I think the people doing this auction may have had good intentions, but may have simply been overwhelmed by the number of cars they had.
There was a guy I knew that had about 8 classic cars. A 72 Pontiac convertible,
4 Chrylser-Maserati cars from the 80s, a 4 door Cadillac that he claimed was the biggest 4 door Cadillac ever made in standard production, and a few other Cadillacs from the 70's-80's.
The house he lived in was small. He begged his friends for 1 car space in their garages. He only drove a 1990 Cadillac himself. So his mechanic told him he would store the cars for free. He thought the mechanic would take in 6 of them and store them somewhere in his garage. Nope, he stored them on the lot behind the mechanic's shop. The guy wasn't charging him any storage fees.
Unfortunately, this guy passed on quite suddenly from a heart attack. So his sister handled the estate. When she went to look at the cars, the mechanic said her brother hadn't been by to see the cars in at least 8 years. After sitting outside in the Texas sun for 8 years and exposed to the elements, it wasn't a pretty site.
Most of the cars paint was peeled off, the roof on the Pontiac Convertible had just rotted away leaving the interior open to the elements. She tried listing the cars in Hemmings, tried local classifieds, even tried Craigslist but there were no takers. The few people who came to look at the cars turned around and said "no thank you". So the cars were hauled off to the junkyard for scrap.

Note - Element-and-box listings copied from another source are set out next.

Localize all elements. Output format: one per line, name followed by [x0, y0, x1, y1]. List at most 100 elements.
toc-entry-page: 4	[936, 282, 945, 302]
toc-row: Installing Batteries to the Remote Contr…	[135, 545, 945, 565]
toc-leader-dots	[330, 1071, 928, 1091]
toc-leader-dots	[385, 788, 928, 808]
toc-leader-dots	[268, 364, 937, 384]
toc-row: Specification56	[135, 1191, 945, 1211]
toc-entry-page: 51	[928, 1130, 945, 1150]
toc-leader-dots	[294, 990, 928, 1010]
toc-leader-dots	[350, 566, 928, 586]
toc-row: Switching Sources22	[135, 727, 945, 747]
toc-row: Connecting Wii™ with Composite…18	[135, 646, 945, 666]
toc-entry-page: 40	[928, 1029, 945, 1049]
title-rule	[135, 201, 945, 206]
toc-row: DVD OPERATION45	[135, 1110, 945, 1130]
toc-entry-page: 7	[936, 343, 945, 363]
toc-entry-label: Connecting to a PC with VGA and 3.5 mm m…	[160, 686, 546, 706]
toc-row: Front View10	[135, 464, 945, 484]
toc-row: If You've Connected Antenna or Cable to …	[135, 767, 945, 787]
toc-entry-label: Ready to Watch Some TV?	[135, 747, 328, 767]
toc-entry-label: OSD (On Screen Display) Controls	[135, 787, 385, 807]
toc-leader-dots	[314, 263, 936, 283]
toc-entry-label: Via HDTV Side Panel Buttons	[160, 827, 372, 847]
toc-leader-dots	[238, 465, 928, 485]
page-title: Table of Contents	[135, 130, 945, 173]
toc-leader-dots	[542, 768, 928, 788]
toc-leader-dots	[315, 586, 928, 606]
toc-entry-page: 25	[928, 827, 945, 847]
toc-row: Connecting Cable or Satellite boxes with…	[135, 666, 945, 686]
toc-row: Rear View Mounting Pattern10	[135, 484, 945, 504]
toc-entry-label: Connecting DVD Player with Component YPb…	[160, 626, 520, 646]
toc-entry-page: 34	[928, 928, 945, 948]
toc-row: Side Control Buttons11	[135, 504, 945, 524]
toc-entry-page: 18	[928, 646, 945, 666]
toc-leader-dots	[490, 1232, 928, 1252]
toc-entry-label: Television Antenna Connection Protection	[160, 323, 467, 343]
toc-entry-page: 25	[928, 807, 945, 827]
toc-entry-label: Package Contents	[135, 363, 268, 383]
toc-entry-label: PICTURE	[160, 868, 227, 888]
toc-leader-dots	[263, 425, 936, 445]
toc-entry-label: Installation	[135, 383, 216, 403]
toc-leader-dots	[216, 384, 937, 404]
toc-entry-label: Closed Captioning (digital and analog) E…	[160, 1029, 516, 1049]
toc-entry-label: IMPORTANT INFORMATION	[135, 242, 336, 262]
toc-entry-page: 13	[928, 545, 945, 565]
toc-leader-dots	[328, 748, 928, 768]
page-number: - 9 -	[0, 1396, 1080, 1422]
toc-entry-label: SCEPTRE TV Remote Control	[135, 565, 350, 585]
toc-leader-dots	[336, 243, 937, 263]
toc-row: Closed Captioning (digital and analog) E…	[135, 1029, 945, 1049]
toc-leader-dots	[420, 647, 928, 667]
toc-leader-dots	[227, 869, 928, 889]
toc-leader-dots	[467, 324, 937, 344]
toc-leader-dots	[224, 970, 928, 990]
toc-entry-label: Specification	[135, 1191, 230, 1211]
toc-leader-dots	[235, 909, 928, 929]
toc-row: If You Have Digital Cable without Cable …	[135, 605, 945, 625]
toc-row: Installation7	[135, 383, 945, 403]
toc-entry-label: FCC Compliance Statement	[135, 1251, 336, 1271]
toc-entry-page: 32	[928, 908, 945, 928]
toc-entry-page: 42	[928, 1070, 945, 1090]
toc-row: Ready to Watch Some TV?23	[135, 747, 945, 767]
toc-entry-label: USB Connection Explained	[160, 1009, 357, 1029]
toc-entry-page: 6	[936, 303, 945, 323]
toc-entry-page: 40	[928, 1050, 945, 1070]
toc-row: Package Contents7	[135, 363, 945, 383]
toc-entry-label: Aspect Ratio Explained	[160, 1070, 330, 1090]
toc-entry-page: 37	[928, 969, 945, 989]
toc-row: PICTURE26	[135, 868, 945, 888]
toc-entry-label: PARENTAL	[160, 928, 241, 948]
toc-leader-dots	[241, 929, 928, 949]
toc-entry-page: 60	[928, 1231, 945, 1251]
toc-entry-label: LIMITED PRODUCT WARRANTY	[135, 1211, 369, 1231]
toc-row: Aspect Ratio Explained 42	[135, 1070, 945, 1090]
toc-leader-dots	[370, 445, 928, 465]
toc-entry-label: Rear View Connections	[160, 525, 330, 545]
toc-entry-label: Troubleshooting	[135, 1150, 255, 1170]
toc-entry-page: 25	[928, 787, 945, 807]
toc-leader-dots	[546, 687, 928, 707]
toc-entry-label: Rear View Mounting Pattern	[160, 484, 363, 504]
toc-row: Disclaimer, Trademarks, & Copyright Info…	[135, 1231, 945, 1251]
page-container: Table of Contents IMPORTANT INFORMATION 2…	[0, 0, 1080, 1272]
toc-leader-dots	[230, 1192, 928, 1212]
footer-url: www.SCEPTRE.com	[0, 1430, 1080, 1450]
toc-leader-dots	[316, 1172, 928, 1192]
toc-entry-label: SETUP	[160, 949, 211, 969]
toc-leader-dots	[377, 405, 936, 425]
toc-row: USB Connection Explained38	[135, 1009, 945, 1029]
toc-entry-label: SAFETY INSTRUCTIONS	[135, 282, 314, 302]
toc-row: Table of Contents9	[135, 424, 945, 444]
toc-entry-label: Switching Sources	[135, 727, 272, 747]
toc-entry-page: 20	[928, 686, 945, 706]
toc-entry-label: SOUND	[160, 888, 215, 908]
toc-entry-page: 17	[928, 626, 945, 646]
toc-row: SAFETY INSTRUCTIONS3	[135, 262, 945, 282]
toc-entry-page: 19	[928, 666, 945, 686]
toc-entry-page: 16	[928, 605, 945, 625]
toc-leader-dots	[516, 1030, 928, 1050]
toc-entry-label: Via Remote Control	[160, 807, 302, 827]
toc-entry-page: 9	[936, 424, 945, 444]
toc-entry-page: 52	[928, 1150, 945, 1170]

I helped a guy once with an authentic "barn find". It was a 1967 VW Sqareback that was located in the small Texas hill country town of Comfort, Tx. It was in a barn since the mid 70's. It didn't look too bad just filled with all kind of fluff & grasses and weeds. We towed it back to Houston into a storage building. When we rolled it off the trailer the guy in the drivers seat jumped out pretty quick. He said there "are noises in that car". What they had was a car that had a family of rattlers in it. They were all buried in the debris in the car. He opened the back hatch an a few of them came out. At that point I said no way was I going to work on that car with those snakes in it. I heard later on that he just parted the car out and it wasn't in the greatest shape and he felt it wasn't worth restoring.